La Loire à La Chapelle

Le Val de Loire ou la nourriture des paysages

Les rendez-vous 2016 du Val de Loire, organisée par la Mission Val de Loire, se sont déroulés toute la journée du 23 novembre, à Tours. Une onzième édition pour continuer à mieux appréhender l’ensemble de cet espace ligérien, inscrit sur 280 kilomètres au Patrimoine mondial de l’Unesco, entre Sully, dans le Loiret, et Chalonnes, dans le Maine-et-Loire.

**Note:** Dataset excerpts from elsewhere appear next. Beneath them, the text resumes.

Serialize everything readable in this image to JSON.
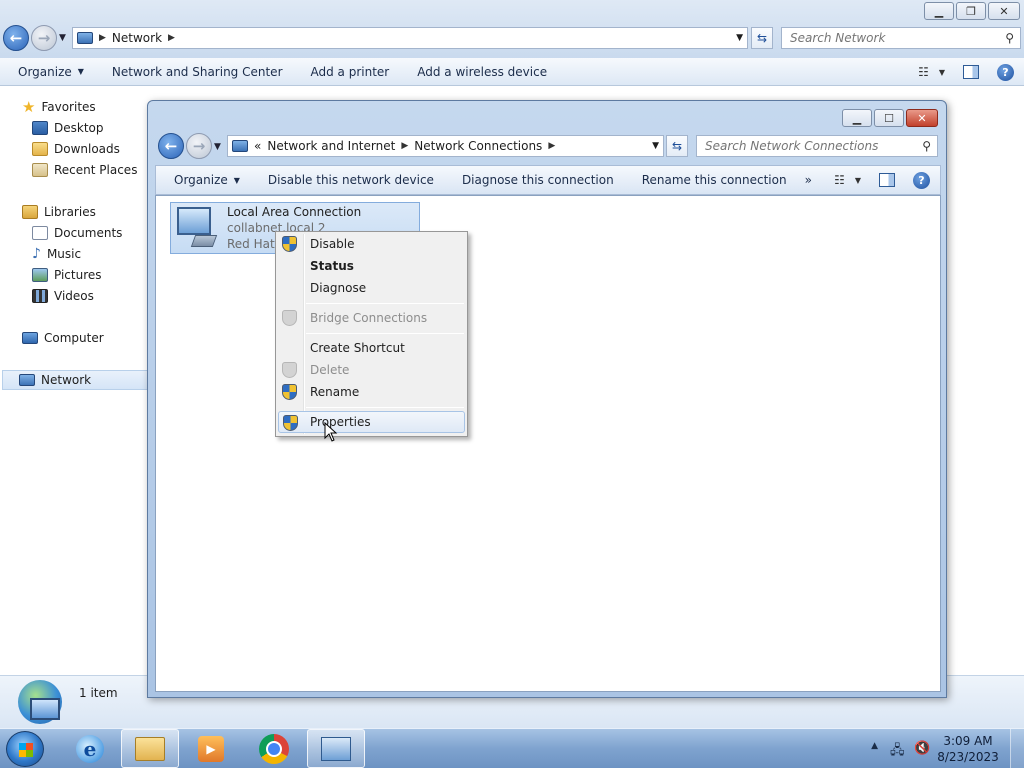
{
  "outer": {
    "address_crumbs": [
      "Network"
    ],
    "search_placeholder": "Search Network",
    "commands": [
      "Organize",
      "Network and Sharing Center",
      "Add a printer",
      "Add a wireless device"
    ],
    "sidebar": {
      "favorites": {
        "label": "Favorites",
        "items": [
          "Desktop",
          "Downloads",
          "Recent Places"
        ]
      },
      "libraries": {
        "label": "Libraries",
        "items": [
          "Documents",
          "Music",
          "Pictures",
          "Videos"
        ]
      },
      "computer": "Computer",
      "network": "Network"
    },
    "status": "1 item"
  },
  "inner": {
    "address_prefix": "«",
    "address_crumbs": [
      "Network and Internet",
      "Network Connections"
    ],
    "search_placeholder": "Search Network Connections",
    "commands": [
      "Organize",
      "Disable this network device",
      "Diagnose this connection",
      "Rename this connection"
    ],
    "more": "»",
    "item": {
      "name": "Local Area Connection",
      "line1": "collabnet.local 2",
      "line2": "Red Hat VirtIO Ethernet Adapter"
    }
  },
  "context_menu": {
    "items": [
      {
        "label": "Disable",
        "shield": true,
        "bold": false,
        "disabled": false
      },
      {
        "label": "Status",
        "shield": false,
        "bold": true,
        "disabled": false
      },
      {
        "label": "Diagnose",
        "shield": false,
        "bold": false,
        "disabled": false
      },
      {
        "label": "Bridge Connections",
        "shield": true,
        "bold": false,
        "disabled": true
      },
      {
        "label": "Create Shortcut",
        "shield": false,
        "bold": false,
        "disabled": false
      },
      {
        "label": "Delete",
        "shield": true,
        "bold": false,
        "disabled": true
      },
      {
        "label": "Rename",
        "shield": true,
        "bold": false,
        "disabled": false
      },
      {
        "label": "Properties",
        "shield": true,
        "bold": false,
        "disabled": false,
        "hover": true
      }
    ]
  },
  "taskbar": {
    "time": "3:09 AM",
    "date": "8/23/2023",
    "pinned": [
      "internet-explorer",
      "windows-explorer",
      "media-player",
      "chrome",
      "network-connections"
    ]
  },
  "colors": {
    "title_gradient_top": "#dfe9f5",
    "selection": "#c6dcf4",
    "taskbar": "#7fa3cf"
  }
}
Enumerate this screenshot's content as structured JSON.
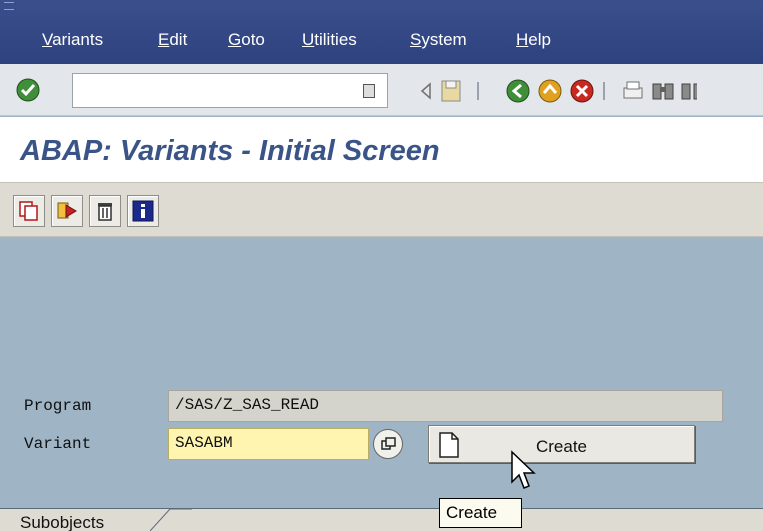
{
  "menubar": {
    "items": [
      {
        "mn": "V",
        "rest": "ariants"
      },
      {
        "mn": "E",
        "rest": "dit"
      },
      {
        "mn": "G",
        "rest": "oto"
      },
      {
        "mn": "U",
        "rest": "tilities"
      },
      {
        "mn": "S",
        "rest": "ystem"
      },
      {
        "mn": "H",
        "rest": "elp"
      }
    ]
  },
  "toolbar": {
    "command_value": "",
    "icons": [
      "check-icon",
      "back-arrow-icon",
      "save-icon",
      "back-icon",
      "exit-icon",
      "cancel-icon",
      "print-icon",
      "find-icon"
    ]
  },
  "title": "ABAP: Variants - Initial Screen",
  "app_toolbar": {
    "icons": [
      "copy-icon",
      "display-values-icon",
      "delete-icon",
      "information-icon"
    ]
  },
  "form": {
    "program_label": "Program",
    "program_value": "/SAS/Z_SAS_READ",
    "variant_label": "Variant",
    "variant_value": "SASABM",
    "create_button_label": "Create"
  },
  "tabs": {
    "first_tab_label": "Subobjects"
  },
  "tooltip": "Create",
  "colors": {
    "menubar": "#2f4280",
    "title_text": "#3a5488",
    "screen_background": "#9fb5c6",
    "input_field": "#fff5b0"
  }
}
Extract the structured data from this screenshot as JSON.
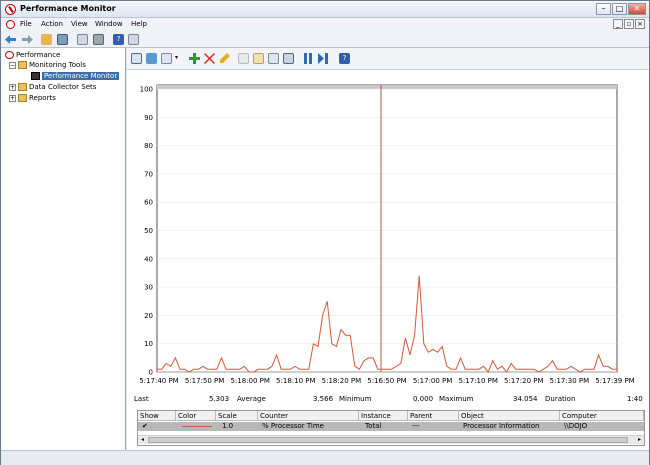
{
  "window": {
    "title": "Performance Monitor"
  },
  "menu": [
    "File",
    "Action",
    "View",
    "Window",
    "Help"
  ],
  "tree": {
    "root": "Performance",
    "monitoring_tools": "Monitoring Tools",
    "performance_monitor": "Performance Monitor",
    "data_collector_sets": "Data Collector Sets",
    "reports": "Reports"
  },
  "chart_data": {
    "type": "line",
    "ylim": [
      0,
      100
    ],
    "yticks": [
      "100",
      "90",
      "80",
      "70",
      "60",
      "50",
      "40",
      "30",
      "20",
      "10",
      "0"
    ],
    "xticks": [
      "5:17:40 PM",
      "5:17:50 PM",
      "5:18:00 PM",
      "5:18:10 PM",
      "5:18:20 PM",
      "5:16:50 PM",
      "5:17:00 PM",
      "5:17:10 PM",
      "5:17:20 PM",
      "5:17:30 PM",
      "5:17:39 PM"
    ],
    "color": "#d05a3a",
    "values": [
      1,
      1,
      3,
      2,
      5,
      1,
      1,
      0,
      1,
      1,
      2,
      1,
      1,
      1,
      5,
      1,
      1,
      1,
      1,
      2,
      0,
      0,
      1,
      1,
      1,
      2,
      6,
      1,
      1,
      1,
      2,
      1,
      1,
      1,
      10,
      9,
      20,
      25,
      10,
      9,
      15,
      13,
      13,
      2,
      1,
      4,
      5,
      5,
      1,
      1,
      1,
      1,
      2,
      3,
      12,
      6,
      13,
      34,
      10,
      7,
      8,
      7,
      9,
      2,
      1,
      1,
      5,
      1,
      1,
      1,
      1,
      2,
      0,
      4,
      1,
      2,
      0,
      3,
      1,
      1,
      1,
      1,
      1,
      0,
      1,
      2,
      4,
      1,
      1,
      1,
      2,
      1,
      0,
      1,
      1,
      1,
      6,
      2,
      2,
      1,
      1
    ]
  },
  "stats": {
    "last_label": "Last",
    "last": "5.303",
    "avg_label": "Average",
    "avg": "3.566",
    "min_label": "Minimum",
    "min": "0.000",
    "max_label": "Maximum",
    "max": "34.054",
    "dur_label": "Duration",
    "dur": "1:40"
  },
  "legend": {
    "headers": [
      "Show",
      "Color",
      "Scale",
      "Counter",
      "Instance",
      "Parent",
      "Object",
      "Computer"
    ],
    "row": {
      "show": "✔",
      "scale": "1.0",
      "counter": "% Processor Time",
      "instance": "Total",
      "parent": "---",
      "object": "Processor Information",
      "computer": "\\\\DOJO"
    }
  }
}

Deux régions qui fonctionnement main dans la main, au-delà des contingences politiques, il est utile de le préciser, non seulement pour la préservation de cet incroyable espace paysager, mais aussi pour lui ouvrir des horizons.

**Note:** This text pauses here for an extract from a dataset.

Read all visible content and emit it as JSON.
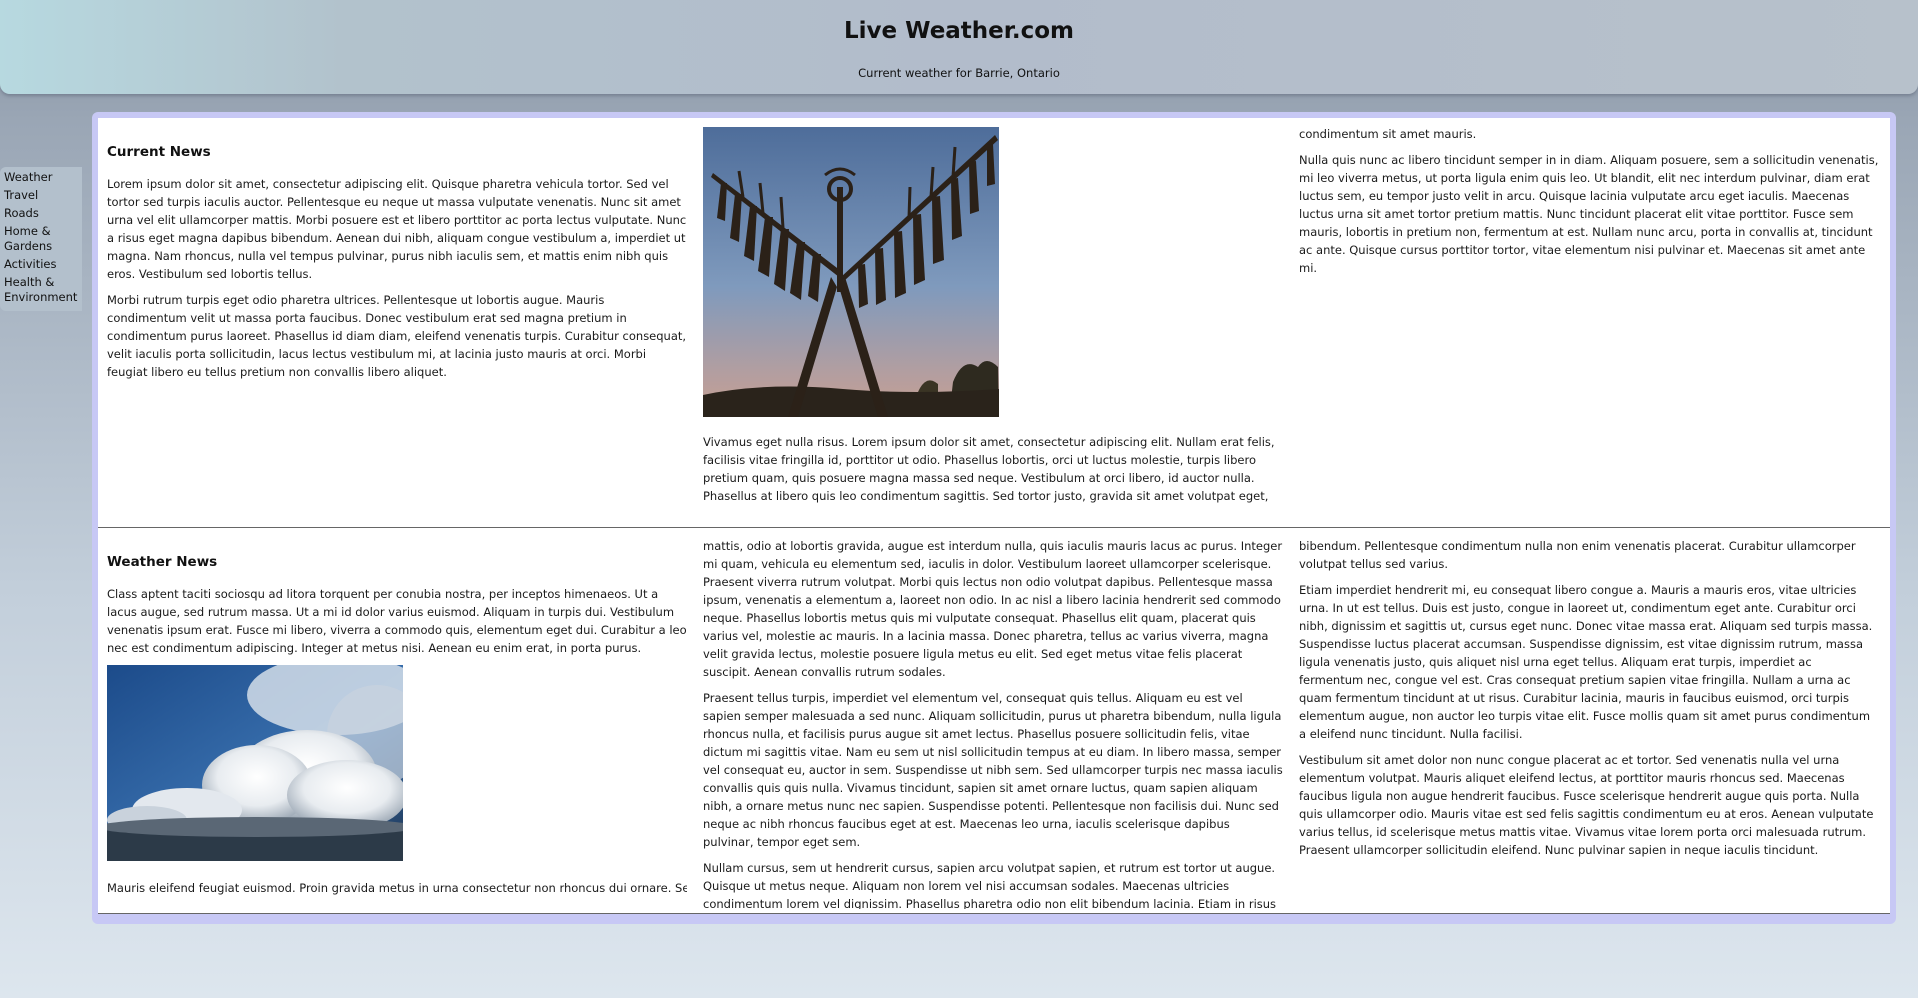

C’est tout le travail de la Mission Val de Loire, dirigée par Isabelle Longuet, que de gérer, de conseiller et de faire des propositions pour que ces paysages vivent. François Bonneau, président de la Région Centre Val de Loire, qui préside aussi la Mission, aime rappeler l’importance de ce mot paysages dans l’inscription au Patrimoine de l’Unesco. «  Cette journée de discussions, tous les deux ans, autour de la Loire, est très importante pour nous. Le propos, entre les deux régions concernées et l’Etat, est notamment d’organiser leurs actions sur un territoire qui est le plus vaste espace inscrit au patrimoine de l’Humanité et qui revêt évidemment beaucoup d’importance sur le plan culturel et touristique. »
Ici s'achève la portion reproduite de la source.